The incident led to physical contact and jawing between players on both sides, and Michigan linebacker Devin Bush infamously used his cleats to kick at and scuff up MSU's Spartan helmet logo at midfield.

As a result, the Big Ten issued a $10,000 fine and publicly reprimanded Dantonio. Likewise, Michigan head coach Jim Harbaugh and Bush were issued public reprimands.

“I've been here a lot of years, been through a lot of things,” Izzo said. “I watched it happen to (Mark) Dantonio, when they went after our Spartan head. I got some other ones (for) the book I'm gonna write after I'm dead.

“And maybe there's things I don't know. I hope so. ... I think it should be a lot more equal, like I thought the other one at Spartan Stadium should have been.”

Izzo wasn't done yet either.

"You know what, I'm a damn Michigan State guy," he said. "And I do not condone anything that our student-athletes do wrong, and there were some things that were done wrong. But I'm also held accountable to any mistake I make — or even ones I don't make, I'm held accountable for. A reprimand? What does that mean? We do we get to do? What changes? …

“So a sore spot. And a sore spot because I love this place. I think everything should be treated equal. And I think that when adults have a chance to handle a problem that's been a problem before and it doesn't get handled, what starts, bad ends.”

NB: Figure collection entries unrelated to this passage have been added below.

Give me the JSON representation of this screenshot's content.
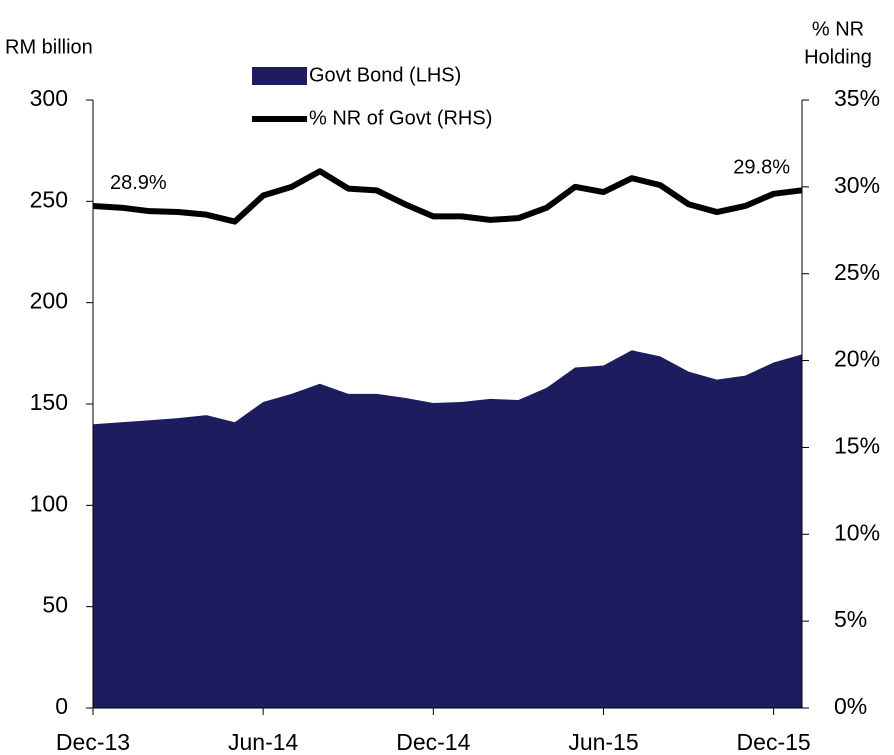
{
  "chart_data": {
    "type": "area_line",
    "y_label": "RM billion",
    "y2_label": [
      "% NR",
      "Holding"
    ],
    "categories": [
      "Dec-13",
      null,
      null,
      null,
      null,
      null,
      "Jun-14",
      null,
      null,
      null,
      null,
      null,
      "Dec-14",
      null,
      null,
      null,
      null,
      null,
      "Jun-15",
      null,
      null,
      null,
      null,
      null,
      "Dec-15",
      null
    ],
    "series": [
      {
        "name": "Govt Bond (LHS)",
        "type": "area",
        "color": "#1c1c5e",
        "axis": "y",
        "values": [
          140,
          141,
          142,
          143,
          144.5,
          141,
          151,
          155,
          160,
          155,
          155,
          153,
          150.5,
          151,
          152.5,
          152,
          158,
          168,
          169,
          176.5,
          173.5,
          166,
          162,
          164,
          170.5,
          174.5
        ]
      },
      {
        "name": "% NR of Govt (RHS)",
        "type": "line",
        "color": "#000000",
        "axis": "y2",
        "values": [
          28.9,
          28.8,
          28.6,
          28.55,
          28.4,
          28.0,
          29.5,
          30.0,
          30.9,
          29.9,
          29.8,
          29.0,
          28.3,
          28.3,
          28.1,
          28.2,
          28.8,
          30.0,
          29.7,
          30.5,
          30.1,
          29.0,
          28.55,
          28.9,
          29.6,
          29.8
        ],
        "value_labels": [
          "28.9%",
          null,
          null,
          null,
          null,
          null,
          null,
          null,
          null,
          null,
          null,
          null,
          null,
          null,
          null,
          null,
          null,
          null,
          null,
          null,
          null,
          null,
          null,
          null,
          null,
          "29.8%"
        ]
      }
    ],
    "ylim": [
      0,
      300
    ],
    "yticks": [
      0,
      50,
      100,
      150,
      200,
      250,
      300
    ],
    "y2lim": [
      0,
      35
    ],
    "y2ticks": [
      {
        "value": 0,
        "label": "0%"
      },
      {
        "value": 5,
        "label": "5%"
      },
      {
        "value": 10,
        "label": "10%"
      },
      {
        "value": 15,
        "label": "15%"
      },
      {
        "value": 20,
        "label": "20%"
      },
      {
        "value": 25,
        "label": "25%"
      },
      {
        "value": 30,
        "label": "30%"
      },
      {
        "value": 35,
        "label": "35%"
      }
    ],
    "legend": "top",
    "grid": false
  }
}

Izzo said he had not spoken to Big Ten commissioner Kevin Warren, MSU athletic director Alan Haller or interim university President Teresa K. Woodruff about his sentiments.

“Yeah, it sticks in my craw. You're right,” he said. “Because I'm a Mel Tucker fan, I'm Mark Dantonio fan, I'm a Michigan State fan. I'm not standing back on that. I don't care if it's the commissioner or whatever. I do not think that was right. So, my apology to my president, my AD, if that upsets them.

“This is totally Tom Izzo. But Tom Izzo has been through a lot more than my AD and my president, too. And I just, I don't know. I should just let it go. I don't feel like letting it go.”

Michigan State and Michigan will meet on the basketball court on Jan. 7 in East Lansing, and again on Feb. 18 in Ann Arbor.